Je vais apprendre au Public un trait de l’histoire de notre Opéra sur lequel on semble avoir jetté un voile, sans doute parce qu’il n’est pas trop à la gloire de l’Opéra-Comique. Il s’agit d’une nouvelle subtilité qu’imaginèrent ses Auteurs afin de le faire paraître en dépit de ceux qui cherchaient à le détruire ; elle est digne d’être conservée aussi bien que ses autres stratagêmes : la voici. Entre les années 1724. & 1726, il lui fut ordonné de ne plus se montrer : ce malheureux Spectacle fut contraint alors de récourir à sa prémière origine, c’est-à-dire, qu’il revint habiter avec les Marionnettes.

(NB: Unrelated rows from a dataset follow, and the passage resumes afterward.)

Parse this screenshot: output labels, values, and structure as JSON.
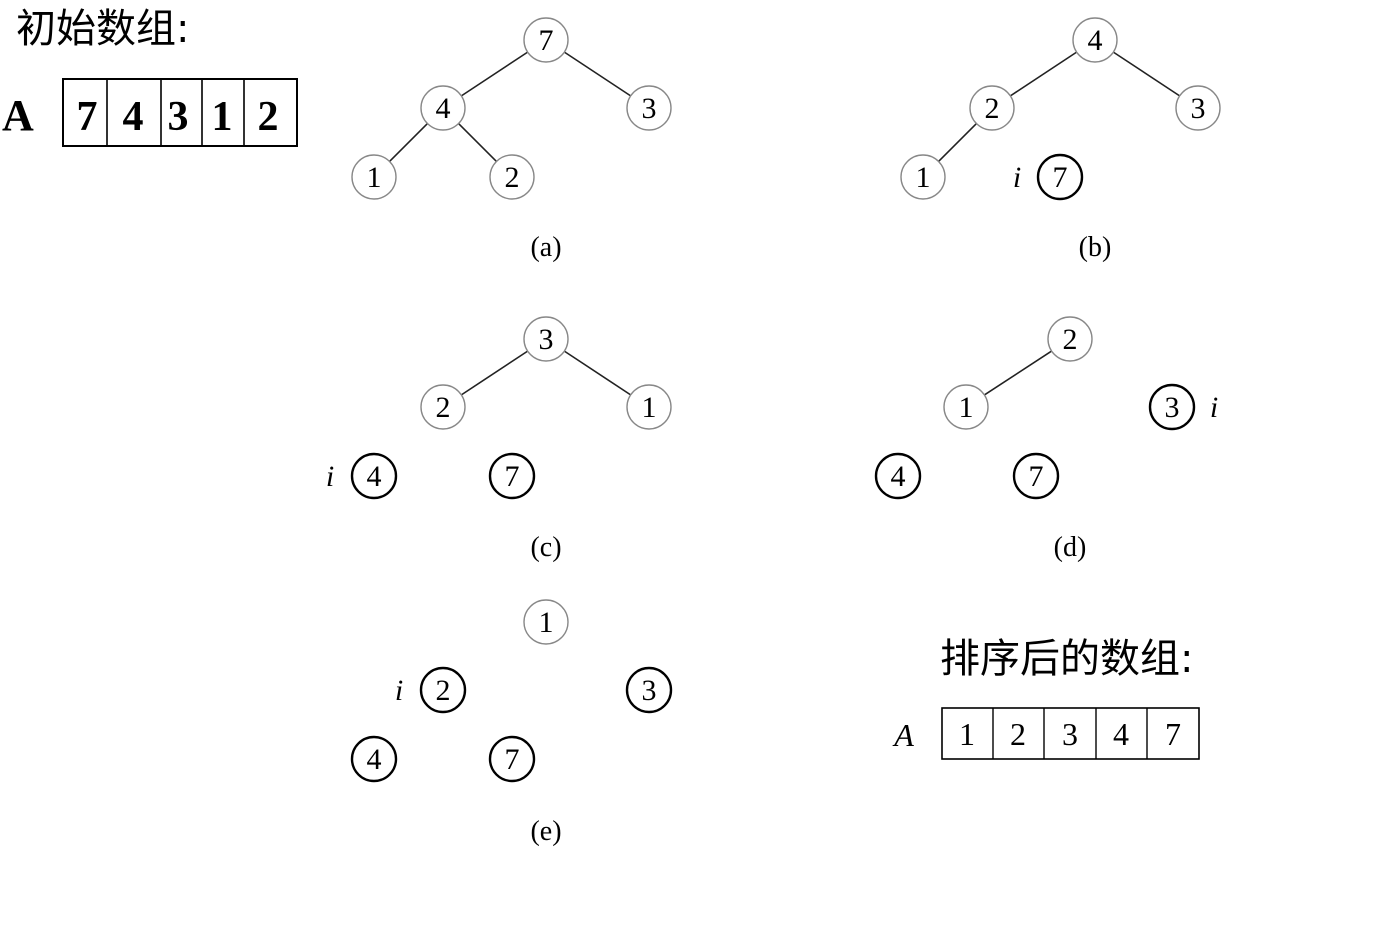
{
  "initial": {
    "title": "初始数组:",
    "array_label": "A",
    "values": [
      "7",
      "4",
      "3",
      "1",
      "2"
    ]
  },
  "sorted": {
    "title": "排序后的数组:",
    "array_label": "A",
    "values": [
      "1",
      "2",
      "3",
      "4",
      "7"
    ]
  },
  "index_marker": "i",
  "panels": [
    {
      "caption": "(a)",
      "nodes": [
        {
          "id": "a0",
          "label": "7",
          "bold": false
        },
        {
          "id": "a1",
          "label": "4",
          "bold": false
        },
        {
          "id": "a2",
          "label": "3",
          "bold": false
        },
        {
          "id": "a3",
          "label": "1",
          "bold": false
        },
        {
          "id": "a4",
          "label": "2",
          "bold": false
        }
      ],
      "edges": [
        [
          "a0",
          "a1"
        ],
        [
          "a0",
          "a2"
        ],
        [
          "a1",
          "a3"
        ],
        [
          "a1",
          "a4"
        ]
      ],
      "marker_on": null
    },
    {
      "caption": "(b)",
      "nodes": [
        {
          "id": "b0",
          "label": "4",
          "bold": false
        },
        {
          "id": "b1",
          "label": "2",
          "bold": false
        },
        {
          "id": "b2",
          "label": "3",
          "bold": false
        },
        {
          "id": "b3",
          "label": "1",
          "bold": false
        },
        {
          "id": "b4",
          "label": "7",
          "bold": true
        }
      ],
      "edges": [
        [
          "b0",
          "b1"
        ],
        [
          "b0",
          "b2"
        ],
        [
          "b1",
          "b3"
        ]
      ],
      "marker_on": "b4"
    },
    {
      "caption": "(c)",
      "nodes": [
        {
          "id": "c0",
          "label": "3",
          "bold": false
        },
        {
          "id": "c1",
          "label": "2",
          "bold": false
        },
        {
          "id": "c2",
          "label": "1",
          "bold": false
        },
        {
          "id": "c3",
          "label": "4",
          "bold": true
        },
        {
          "id": "c4",
          "label": "7",
          "bold": true
        }
      ],
      "edges": [
        [
          "c0",
          "c1"
        ],
        [
          "c0",
          "c2"
        ]
      ],
      "marker_on": "c3"
    },
    {
      "caption": "(d)",
      "nodes": [
        {
          "id": "d0",
          "label": "2",
          "bold": false
        },
        {
          "id": "d1",
          "label": "1",
          "bold": false
        },
        {
          "id": "d2",
          "label": "3",
          "bold": true
        },
        {
          "id": "d3",
          "label": "4",
          "bold": true
        },
        {
          "id": "d4",
          "label": "7",
          "bold": true
        }
      ],
      "edges": [
        [
          "d0",
          "d1"
        ]
      ],
      "marker_on": "d2"
    },
    {
      "caption": "(e)",
      "nodes": [
        {
          "id": "e0",
          "label": "1",
          "bold": false
        },
        {
          "id": "e1",
          "label": "2",
          "bold": true
        },
        {
          "id": "e2",
          "label": "3",
          "bold": true
        },
        {
          "id": "e3",
          "label": "4",
          "bold": true
        },
        {
          "id": "e4",
          "label": "7",
          "bold": true
        }
      ],
      "edges": [],
      "marker_on": "e1"
    }
  ]
}
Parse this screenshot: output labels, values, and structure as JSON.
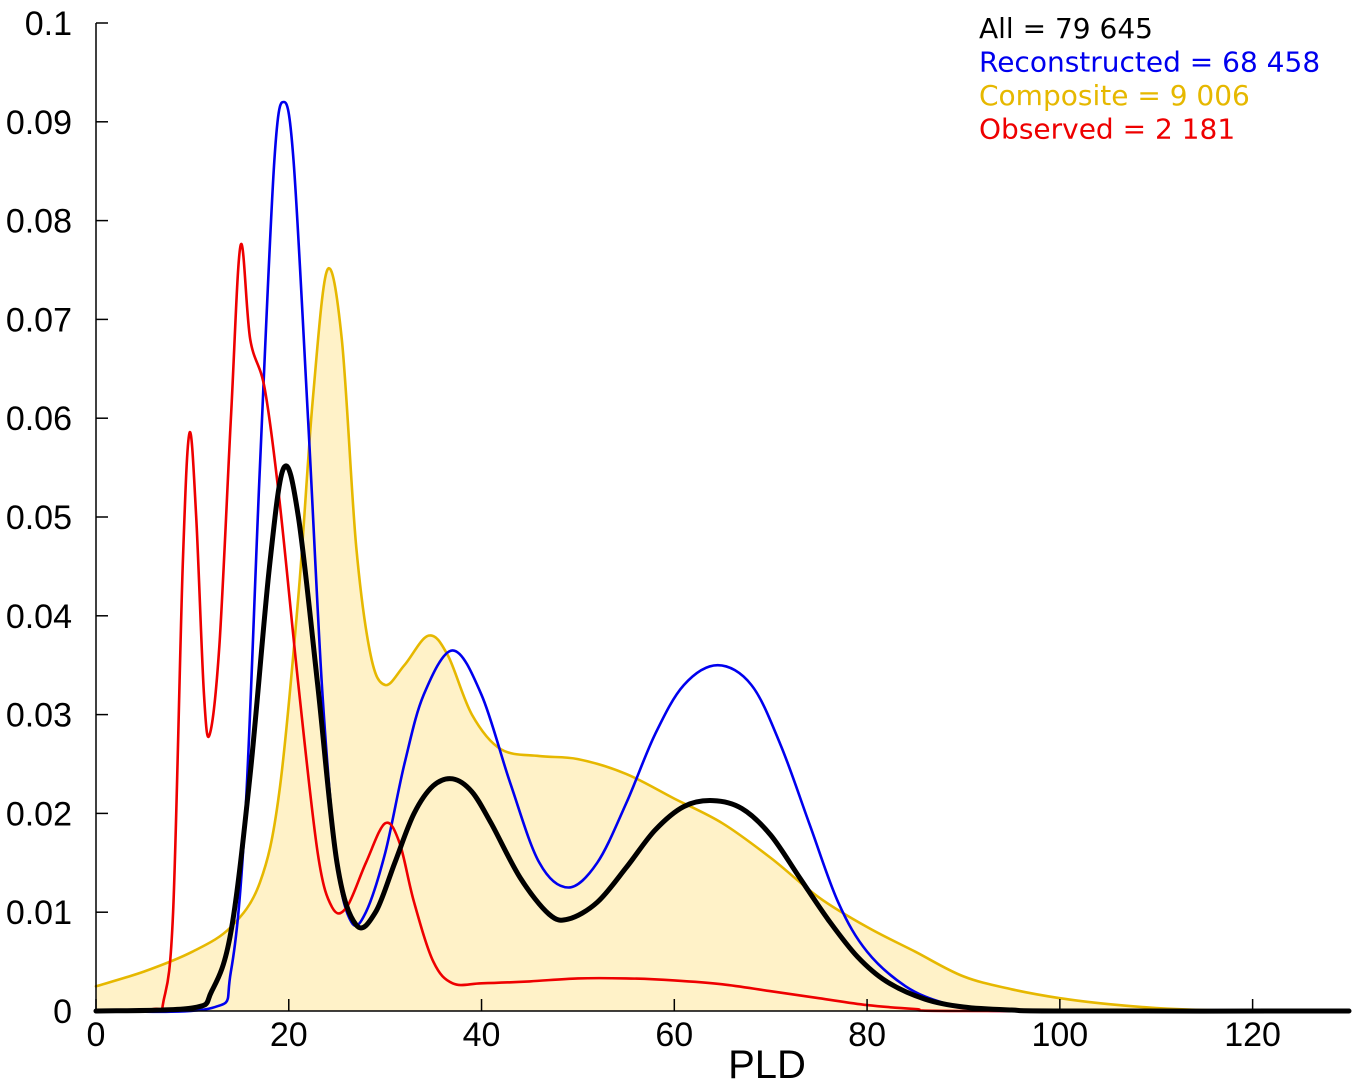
{
  "chart_data": {
    "type": "line",
    "xlabel": "PLD",
    "ylabel": "",
    "xlim": [
      0,
      130
    ],
    "ylim": [
      0,
      0.1
    ],
    "x_ticks": [
      0,
      20,
      40,
      60,
      80,
      100,
      120
    ],
    "x_tick_labels": [
      "0",
      "20",
      "40",
      "60",
      "80",
      "100",
      "120"
    ],
    "y_ticks": [
      0,
      0.01,
      0.02,
      0.03,
      0.04,
      0.05,
      0.06,
      0.07,
      0.08,
      0.09,
      0.1
    ],
    "y_tick_labels": [
      "0",
      "0.01",
      "0.02",
      "0.03",
      "0.04",
      "0.05",
      "0.06",
      "0.07",
      "0.08",
      "0.09",
      "0.1"
    ],
    "grid": false,
    "legend_position": "top-right",
    "series": [
      {
        "name": "Composite",
        "legend": "Composite = 9 006",
        "color": "#E6B800",
        "fill": "#FFF2C8",
        "filled": true,
        "points": [
          [
            0,
            0.0025
          ],
          [
            5,
            0.004
          ],
          [
            10,
            0.006
          ],
          [
            14,
            0.0085
          ],
          [
            17,
            0.013
          ],
          [
            19,
            0.022
          ],
          [
            21,
            0.042
          ],
          [
            22.5,
            0.062
          ],
          [
            24,
            0.075
          ],
          [
            25.5,
            0.068
          ],
          [
            27,
            0.047
          ],
          [
            28.5,
            0.036
          ],
          [
            30,
            0.033
          ],
          [
            32,
            0.035
          ],
          [
            34.5,
            0.038
          ],
          [
            36.5,
            0.036
          ],
          [
            39,
            0.03
          ],
          [
            42,
            0.0265
          ],
          [
            46,
            0.0258
          ],
          [
            50,
            0.0255
          ],
          [
            55,
            0.024
          ],
          [
            60,
            0.0215
          ],
          [
            65,
            0.019
          ],
          [
            70,
            0.0155
          ],
          [
            75,
            0.0115
          ],
          [
            80,
            0.0085
          ],
          [
            85,
            0.006
          ],
          [
            90,
            0.0035
          ],
          [
            95,
            0.0022
          ],
          [
            100,
            0.0013
          ],
          [
            105,
            0.0007
          ],
          [
            110,
            0.0003
          ],
          [
            115,
            0.0001
          ],
          [
            120,
            3e-05
          ],
          [
            125,
            0.0
          ],
          [
            130,
            0.0
          ]
        ]
      },
      {
        "name": "Reconstructed",
        "legend": "Reconstructed = 68 458",
        "color": "#0000EE",
        "filled": false,
        "points": [
          [
            0,
            0
          ],
          [
            12,
            0.0003
          ],
          [
            14,
            0.004
          ],
          [
            15.5,
            0.02
          ],
          [
            17,
            0.055
          ],
          [
            18.5,
            0.086
          ],
          [
            19.5,
            0.092
          ],
          [
            20.5,
            0.086
          ],
          [
            22,
            0.06
          ],
          [
            23.5,
            0.032
          ],
          [
            25,
            0.015
          ],
          [
            26.5,
            0.009
          ],
          [
            28,
            0.01
          ],
          [
            30,
            0.016
          ],
          [
            32,
            0.025
          ],
          [
            34,
            0.032
          ],
          [
            37,
            0.0365
          ],
          [
            40,
            0.032
          ],
          [
            43,
            0.023
          ],
          [
            46,
            0.015
          ],
          [
            49,
            0.0125
          ],
          [
            52,
            0.015
          ],
          [
            55,
            0.021
          ],
          [
            58,
            0.028
          ],
          [
            61,
            0.033
          ],
          [
            64.5,
            0.035
          ],
          [
            68,
            0.033
          ],
          [
            71,
            0.027
          ],
          [
            74,
            0.019
          ],
          [
            77,
            0.011
          ],
          [
            80,
            0.006
          ],
          [
            84,
            0.0025
          ],
          [
            88,
            0.0008
          ],
          [
            92,
            0.0002
          ],
          [
            96,
            0.0
          ],
          [
            130,
            0.0
          ]
        ]
      },
      {
        "name": "Observed",
        "legend": "Observed = 2 181",
        "color": "#EE0000",
        "filled": false,
        "points": [
          [
            0,
            0
          ],
          [
            6,
            0.0002
          ],
          [
            7,
            0.001
          ],
          [
            8,
            0.01
          ],
          [
            9,
            0.045
          ],
          [
            9.7,
            0.0585
          ],
          [
            10.4,
            0.05
          ],
          [
            11.2,
            0.032
          ],
          [
            11.8,
            0.028
          ],
          [
            12.8,
            0.037
          ],
          [
            14,
            0.06
          ],
          [
            15,
            0.0775
          ],
          [
            16,
            0.068
          ],
          [
            17.5,
            0.063
          ],
          [
            19,
            0.052
          ],
          [
            21,
            0.033
          ],
          [
            23,
            0.016
          ],
          [
            24.5,
            0.0105
          ],
          [
            26,
            0.0105
          ],
          [
            28,
            0.015
          ],
          [
            30,
            0.019
          ],
          [
            31.5,
            0.017
          ],
          [
            33,
            0.011
          ],
          [
            35,
            0.005
          ],
          [
            37,
            0.0028
          ],
          [
            40,
            0.0028
          ],
          [
            45,
            0.003
          ],
          [
            50,
            0.0033
          ],
          [
            55,
            0.0033
          ],
          [
            60,
            0.0031
          ],
          [
            65,
            0.0027
          ],
          [
            70,
            0.002
          ],
          [
            75,
            0.0013
          ],
          [
            80,
            0.0006
          ],
          [
            85,
            0.0002
          ],
          [
            90,
            0.0
          ],
          [
            130,
            0.0
          ]
        ]
      },
      {
        "name": "All",
        "legend": "All = 79 645",
        "color": "#000000",
        "filled": false,
        "points": [
          [
            0,
            0
          ],
          [
            10,
            0.0003
          ],
          [
            12,
            0.002
          ],
          [
            14,
            0.008
          ],
          [
            16,
            0.024
          ],
          [
            18,
            0.045
          ],
          [
            19.5,
            0.055
          ],
          [
            21,
            0.05
          ],
          [
            23,
            0.033
          ],
          [
            25,
            0.015
          ],
          [
            27,
            0.0087
          ],
          [
            29,
            0.01
          ],
          [
            31,
            0.015
          ],
          [
            33,
            0.02
          ],
          [
            35,
            0.0228
          ],
          [
            37,
            0.0235
          ],
          [
            39,
            0.0222
          ],
          [
            41,
            0.019
          ],
          [
            44,
            0.0135
          ],
          [
            47,
            0.0098
          ],
          [
            49,
            0.0093
          ],
          [
            52,
            0.011
          ],
          [
            55,
            0.0145
          ],
          [
            58,
            0.0183
          ],
          [
            61,
            0.0207
          ],
          [
            64,
            0.0213
          ],
          [
            67,
            0.0205
          ],
          [
            70,
            0.0178
          ],
          [
            73,
            0.0135
          ],
          [
            76,
            0.0092
          ],
          [
            79,
            0.0055
          ],
          [
            82,
            0.003
          ],
          [
            86,
            0.0012
          ],
          [
            90,
            0.0004
          ],
          [
            95,
            0.0001
          ],
          [
            100,
            0.0
          ],
          [
            130,
            0.0
          ]
        ]
      }
    ]
  }
}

Non-seulement Polichinel & ses autres confrères de bois, représentaient les piéces de l’Opéra-Comique ; mais encore les infortunés Acteurs de ce Spectacle si souvent renversé jouaient avec eux ; ils se tenaient cachés derrière la toile, & parlaient tandis qu’on fesait mouvoir les Marionnettes. C’est à l’aide d’une invention aussi bisare qu’ils donnèrent au Public Pierrot Romulus ; le Rémouleur d’amour. &c ; les paroles sont de Le Sage. Si quelqu’un doutait de ce que j’écris ici, j’ai des preuves en main qui convaincraient les plus incrédules. Le maître des Marionnettes se nommait Jeannot-Bertrand, bisayeul du Sieur Bienfait qui vit encore. On le gratifiait d’un louis par jour. Voici un des couplets des Vaudevilles du Rémouleur d’amour ; ce couplet prouve qu’on chérissait déja beaucoup l’Opéra-Comique. On jurerait qu’il est composé depuis peu, tant il a de raport avec notre façon de penser actuelle ; qu’on en juge.
Grands Auteurs quittez la Lyre,Et cessez de travailler ;A présent on aime à rire,Le Sublime fait bâiller ;C’est le tic, tic, tic, tic,C’est le tic du Public.
Eloge de celui à qui l’Opéra-Comique a le plus d’obligation.
Enfin celui qui devait mériter à jamais l’estime de la Nation, vint dissiper la profonde nuit dont ce Spectacle était environné. Illustre M*** ! si j’oubliais de t’accorder les éloges qui te sont dus, la France jetterait un cri d’indignation ; elle m’accuserait de taire par envie les vertus des grands-hommes. Tu te consacras dès ton enfance à l’amusement du Public. Quel service n’as-tu pas rendu au génie folâtre de la Chanson ! Ah, si l’usage d’élever des statues aux généreux mortels qui s’immolent pour le bien Public, & qui se distinguent par eur talens, n’était malheureusement aboli, tu recevrais bientôt cet honneur suprême ; mais sois sûr pour le moins d’en avoir une dans tous les cœurs. M. Monet, obtint en 1752. le privilege de réinstaler l’Opéra-Comique sur le Théâtre de la Foire. C’est alors que cet aimable Spectacle acheva de se polir, & de mériter tous les suffrages.
Dernier accident qui lui arrive.
Qui ne l’aurait cru à l’abri des revers ? Il paraissait n’avoir plus lieu de craindre les caprices de la fortune ; la volage l’éleva au plus haut de sa roue afin de l’en précipiter avec plus d’éclat. En un mot, malgré les plaisirs qu’il inspirait, & malgré les gémissemens du Public, ce singulier Spectacle fut entiérement aboli8. Cependant ce qu’ont dit les Philosophes se trouva véritable ; il dévint heureux lorsque ses disgraces furent à leur comble : il fut réuni à ses adversaires, c’est-à-dire au Théâtre-Italien9. Il s’en consola bientôt, par la joie qu’il eut d’être honnoré du titre de second Théâtre de la France, & de s’assurer chaque jour qu’il en est le prémier.